En parallèle, il reste aussi un tabou autour de cette maladie. Parmi les personnes qui en parlent, beaucoup le font parce qu’elles n’ont pas le choix. Celles qui ont des crises discrètes et peuvent les dissimuler n’en parlent pas. Du coup quand les gens entendent parler d’épilepsie ils ne pensent qu’aux personnes faisant des crises graves et très visibles, potentiellement discriminantes. Ils ne voient pas que ce sont des personnes « ordinaires » comme elles.

Souhaitez-vous ajouter quelque chose ?
Si vous êtes concernés par l’épilepsie, je vous recommande de ne pas vous isoler, de ne pas vous fermer à la vie amicale et amoureuse… car c’est parfois ce qui se produit sans qu’on le veuille, par peur d’être gêné ou pointé du doigt. N’ayez pas honte de votre pathologie et essayer de rester moteur de votre qualité de vie car personne ne le fera à votre place.
Quant aux personnes qui ne sont pas directement concernées, il ne faut pas avoir peur de l’épilepsie. Ce n’est pas non plus une source d’incompétence au travail ou à l’école, ni un sujet de moquerie. Il y a des gens qui en meurent et le risque de tentative de suicide chez les épileptiques est dix fois plus élevé que la moyenne.

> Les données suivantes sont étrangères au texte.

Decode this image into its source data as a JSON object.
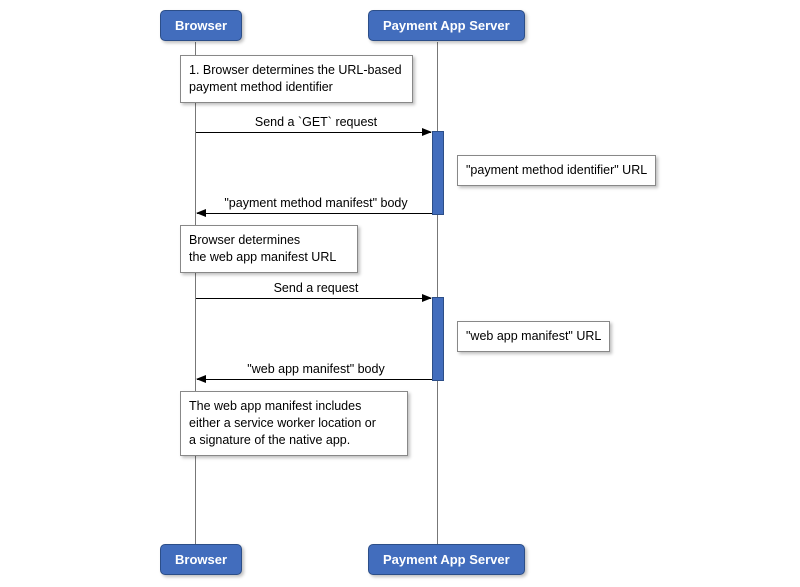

Il faut simplement considérer les personnes épileptiques comme tout un chacun.

Plus d’infos sur : www.epilepsie-france.com

En photo : Patrick Baudru, informaticien et patient épileptique.

L’épilepsie
• Une maladie neurologique, et uniquement neurologique.
• C’est le système nerveux central – le cerveau – qui peut être amené à dysfonctionner au niveau de la coordination entre les neurones, et ainsi provoquer des crises d’épilepsie.
• Des crises partielles ou généralisées avec des effets très variables d’un patient à l’autre, selon la zone du cerveau touchée.
• De nombreux traitements médicamenteux mais avec beaucoup d’effets indésirables.
• La plupart des crises d’épilepsie durent moins de 5 minutes.
• Si vous voyez une personne faire une crise d’épilepsie et que vous avez le moindre doute sur sa gravité, il est préférable d’appeler les secours.